Abschöpfung von Übergewinnen im Rahmen der Strompreisbremse läuft aus

Aufatmen für die Erneuerbaren Energien
Aufgrund der außergewöhnlichen Energieversorgungssituation und die daraus hohen resultierenden Energiepreise im Jahr 2022 hatte der Europäische Rat eine Reihe von Notfallmaßnahmen beschlossen. In ihrem Bericht vom 5. Juli zieht die Kommission Bilanz. Sie empfiehlt unter anderem das Auslaufen der Abschöpfung von sogenannten "Überschusserlösen" bei der Stromerzeugung.
Die im letzten Jahr beschlossenen Notfallmaßnahmen umfassen eine Verringerung der Stromnachfrage und erlaubten es den Mitgliedstaaten zudem Endkundenpreise zu regulieren. Ein besonders tiefgreifender Markteingriff ist jedoch die Abschöpfung von Übergewinnen aus sogenannten inframarginalen Energien, vor allem Strom aus Wind, Sonne und Kohle.

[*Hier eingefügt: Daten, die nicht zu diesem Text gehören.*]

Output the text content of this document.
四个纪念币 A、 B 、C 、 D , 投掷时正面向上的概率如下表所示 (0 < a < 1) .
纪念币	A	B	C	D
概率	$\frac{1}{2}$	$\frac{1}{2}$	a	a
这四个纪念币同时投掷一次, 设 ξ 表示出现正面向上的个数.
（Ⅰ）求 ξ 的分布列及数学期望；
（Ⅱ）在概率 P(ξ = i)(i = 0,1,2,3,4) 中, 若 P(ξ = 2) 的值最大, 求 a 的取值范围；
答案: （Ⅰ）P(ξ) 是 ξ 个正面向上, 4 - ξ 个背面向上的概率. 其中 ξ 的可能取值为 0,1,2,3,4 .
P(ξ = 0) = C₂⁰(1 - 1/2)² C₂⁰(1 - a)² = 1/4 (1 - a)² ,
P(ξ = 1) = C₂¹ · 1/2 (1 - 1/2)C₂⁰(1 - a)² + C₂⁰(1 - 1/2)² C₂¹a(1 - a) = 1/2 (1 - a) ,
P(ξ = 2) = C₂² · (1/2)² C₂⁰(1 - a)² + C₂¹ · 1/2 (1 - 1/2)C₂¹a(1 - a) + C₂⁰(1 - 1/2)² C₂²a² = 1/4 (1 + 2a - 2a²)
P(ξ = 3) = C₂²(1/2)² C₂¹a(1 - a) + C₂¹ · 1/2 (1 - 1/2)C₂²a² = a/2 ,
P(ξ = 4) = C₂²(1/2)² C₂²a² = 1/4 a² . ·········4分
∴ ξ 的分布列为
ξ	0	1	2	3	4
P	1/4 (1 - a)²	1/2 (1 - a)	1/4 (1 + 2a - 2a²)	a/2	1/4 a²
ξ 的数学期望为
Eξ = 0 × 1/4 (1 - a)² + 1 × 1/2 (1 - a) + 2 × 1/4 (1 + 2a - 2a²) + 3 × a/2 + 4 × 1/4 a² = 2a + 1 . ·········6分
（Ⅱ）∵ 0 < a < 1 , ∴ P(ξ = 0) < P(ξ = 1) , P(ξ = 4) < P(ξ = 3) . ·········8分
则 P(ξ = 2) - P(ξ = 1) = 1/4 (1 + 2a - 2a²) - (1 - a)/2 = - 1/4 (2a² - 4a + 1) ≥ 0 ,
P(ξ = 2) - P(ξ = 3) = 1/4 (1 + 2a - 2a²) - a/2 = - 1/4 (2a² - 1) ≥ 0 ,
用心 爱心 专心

In ihrem Bericht stellt die EU-Kommission eine große Heterogenität innerhalb der Mitgliedstaaten bei der Implementierung der Notfallmaßnahmen fest. Dies spiegelt sich beispielsweise in der Festsetzung der Obergrenze für die Einnahmen aus den inframarginalen Energieträgern, aber auch ihren zeitlichen Geltungsbereich wider.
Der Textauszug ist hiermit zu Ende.